HOLISM AND POSTMODERNISM: STRANGE AND EASY BEDFELLOWS

Peter M. Rojcewicz, PhD                                             January 20, 2015

 

Where does holism fit in the discussion among postmodernists relative to the idea of universal values, reason, truth, and reality? Is holism a form of postmodern theory and practice or a force counter to it? Is holism a modernist system of thought or an advance on it?

To answer these questions, we must first distinguish between modernism and postmodernism. The single greatest distinction here can be found in their different conceptualizations of truth and knowledge. Modernists retained the notion of an objective and discrete reality existing prior to human experience. They held to the universality of reason and progress on behalf of the enlightenment of humanity and sought unchanging values across borders of time, space, and culture.

Postmodern deconstructionist scholars have altered the Enlightenment notion of truth as beyond critique. They maintain a view of truth as social agreement within various cultural traditions. In an attempt to include the many view points and voices previously isolated or ignored by modernism, postmodern thinkers reject the modernist hierarchy of truths and certainties, favoring difference and multiplicity of equally valid but partial perspectives. This point of view is variously referred to as multiculturalism, diversity, pluralism, or heteronomy. Enlightenment reason is replaced by postmodern reason, a pragmatic, socially learned process for individual and collective action.

It is helpful here, perhaps, to discuss the two discrete but related brands of the postmodern project. Lacking a singular definition of postmodernism, scholars isolate two different forms: constructive postmodernism and deconstructive postmodernism. A characteristic of the two postmodernism is their kinship and their singularity. The kinship lies in their mutual efforts to respond to challenges of cultural renewal. I will address the singularity of difference below. I assert that our holistic theory and practice must be a form of constructive postmodernism. But what is meant by the term?

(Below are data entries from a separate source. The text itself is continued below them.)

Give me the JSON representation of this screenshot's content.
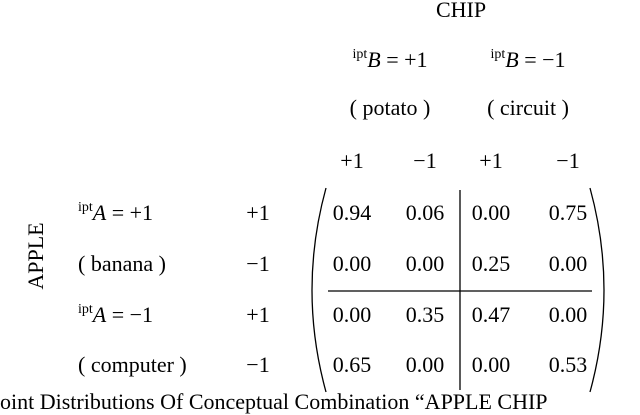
{
  "title": "CHIP",
  "column_headers": [
    {
      "sup": "ipt",
      "var": "B",
      "rest": " = +1",
      "gloss": "( potato )"
    },
    {
      "sup": "ipt",
      "var": "B",
      "rest": " = −1",
      "gloss": "( circuit )"
    }
  ],
  "column_signs": [
    "+1",
    "−1",
    "+1",
    "−1"
  ],
  "row_title": "APPLE",
  "row_headers": [
    {
      "sup": "ipt",
      "var": "A",
      "rest": " = +1",
      "gloss": "( banana )"
    },
    {
      "sup": "ipt",
      "var": "A",
      "rest": " = −1",
      "gloss": "( computer )"
    }
  ],
  "row_signs": [
    "+1",
    "−1",
    "+1",
    "−1"
  ],
  "matrix": [
    [
      "0.94",
      "0.06",
      "0.00",
      "0.75"
    ],
    [
      "0.00",
      "0.00",
      "0.25",
      "0.00"
    ],
    [
      "0.00",
      "0.35",
      "0.47",
      "0.00"
    ],
    [
      "0.65",
      "0.00",
      "0.00",
      "0.53"
    ]
  ],
  "caption": "oint Distributions Of Conceptual Combination “APPLE CHIP"
}
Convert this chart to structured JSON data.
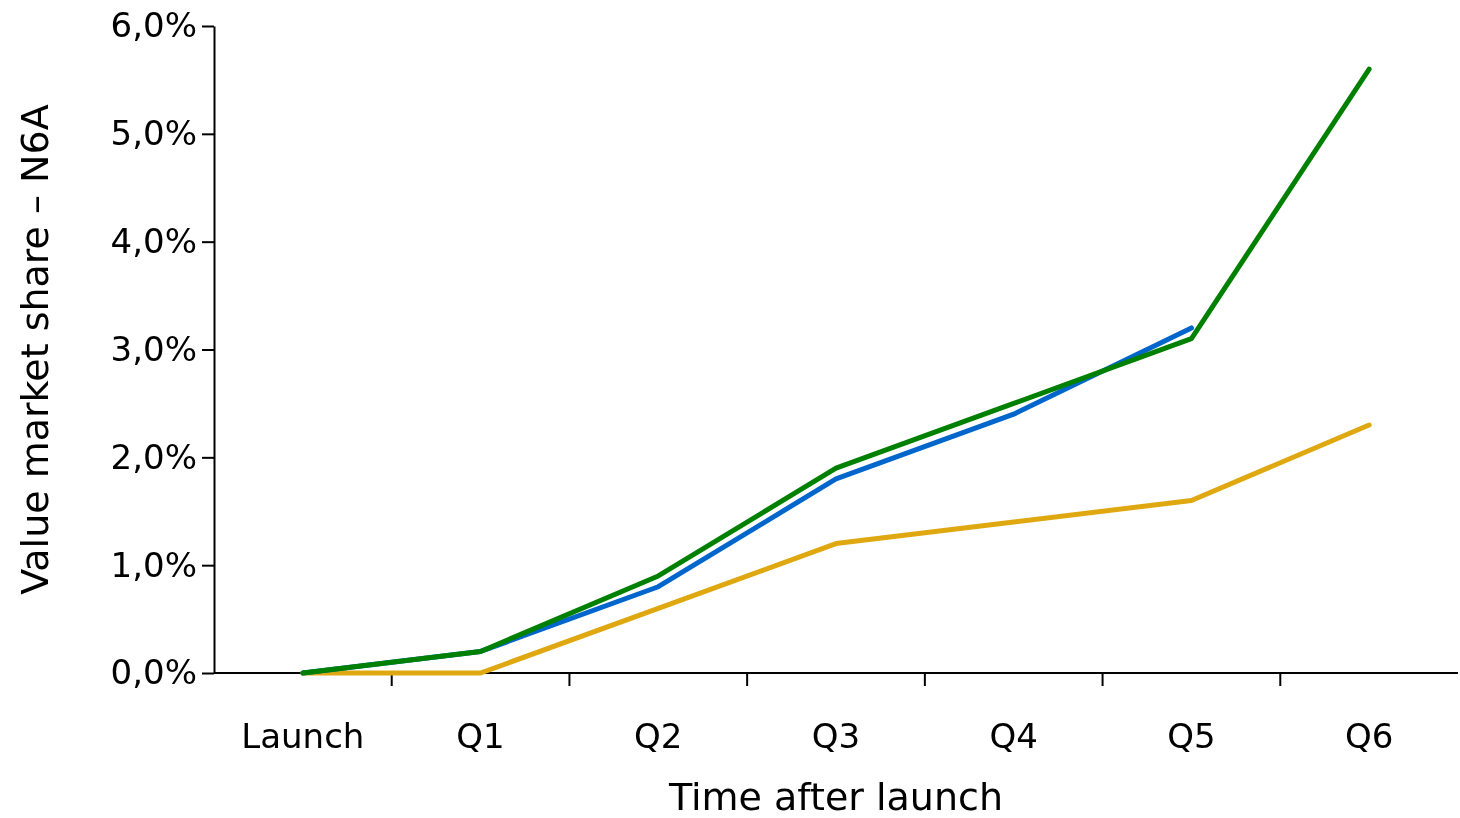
{
  "chart_data": {
    "type": "line",
    "xlabel": "Time after launch",
    "ylabel": "Value market share – N6A",
    "categories": [
      "Launch",
      "Q1",
      "Q2",
      "Q3",
      "Q4",
      "Q5",
      "Q6"
    ],
    "series": [
      {
        "color": "#e0a810",
        "values": [
          0,
          0,
          0.6,
          1.2,
          1.4,
          1.6,
          2.3
        ]
      },
      {
        "color": "#0066cc",
        "values": [
          0,
          0.2,
          0.8,
          1.8,
          2.4,
          3.2,
          null
        ]
      },
      {
        "color": "#008000",
        "values": [
          0,
          0.2,
          0.9,
          1.9,
          2.5,
          3.1,
          5.6
        ]
      }
    ],
    "ylim": [
      0,
      6
    ],
    "yticks": [
      {
        "value": 0,
        "label": "0,0%"
      },
      {
        "value": 1,
        "label": "1,0%"
      },
      {
        "value": 2,
        "label": "2,0%"
      },
      {
        "value": 3,
        "label": "3,0%"
      },
      {
        "value": 4,
        "label": "4,0%"
      },
      {
        "value": 5,
        "label": "5,0%"
      },
      {
        "value": 6,
        "label": "6,0%"
      }
    ],
    "marker": "none",
    "line_style": "solid"
  }
}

David Ray Griffin coined the term constructive postmodernism. For Griffin, constructive postmodernists seek to transcend and include aspects of the modern worldview by “constructing a unity of scientific, ethical, aesthetic, and religious intuitions.” The critique of modernism championed by Griffin and other constructive postmodernists is not so radical as to preclude development of a new worldview of wholeness, consisting of the revision of some modernist beliefs and practices, such as the privileging of abstract reason above other cognitive modalities. Constructive postmodernists endeavor to salvage what is most worthwhile in modernist values of truth, rationality, selfhood, and historical meaning, integrating them with revisions of premodern values, including Spirit and a conscious natural world.

Therein lies the aforementioned disjunction between constructive and deconstructive postmodernism. Seeking to avoid radical individualism and relativism, constructive postmodernists place significance upon intersubjectivity, cooperation, and elements of the perennial philosophies of the premodern worldview. Constructive postmodernists usually refer to Alfred North Whitehead’s “process” cosmology as the source of their unequivocal rejection the mechanistic worldview of modernity and their primary inspiration concerning the project of interdependent wholeness of multiple perspectives. Whitehead’s process orientation moves away from dualism and determinism toward synthesis, interdependence, and dialogue.

Deconstruction scholars seek the disestablishment of traditional centers of power and authority, positing a notion of multiple “truths.” They seek to indicate that philosophical texts do not mean what they seem to mean, do not mean what the author intended, and in fact possess no discernible meaning at all. Deconstructionists aim at showing how the attempt by traditional philosophers to use language in such a way as to get beyond language and arrive at some translinguistic, transcultural, and transhistorical perspective ultimately fails.

To answer questions I raised earlier about holistic theory’s relationship to modernism and postmodernism, let us say that insofar as holism posits a fundamental unity of the universe and seeks meaning, it is related to modernism. However, in its attempt to move beyond modernist hierarchy and absolutism by honoring multiplicity and difference, holism is part of postmodernism. Even as it values scientific reasoning through analysis and inquiry, holism also prizes intuition through contemplation and subjectivity as means of realizing value from the world’s interconnectedness, and so it is a force that augments the rationalism of modernism.

Holism seeks to better understand the relationship between our higher self and Spirit within the contexts of culture and cosmos. It attempts to restore the link between ethics and behavior through engagement, relatedness, and cooperation. So, as it posits the interdependence of life, seeks a new unity of humanity and nature inclusive of scientific, ethical, aesthetic, and religious intuitions rejected by deconstructionists, and values human wholeness through embrace of multiculturalism and multiple intelligences, holism is a form of constructive postmodernism.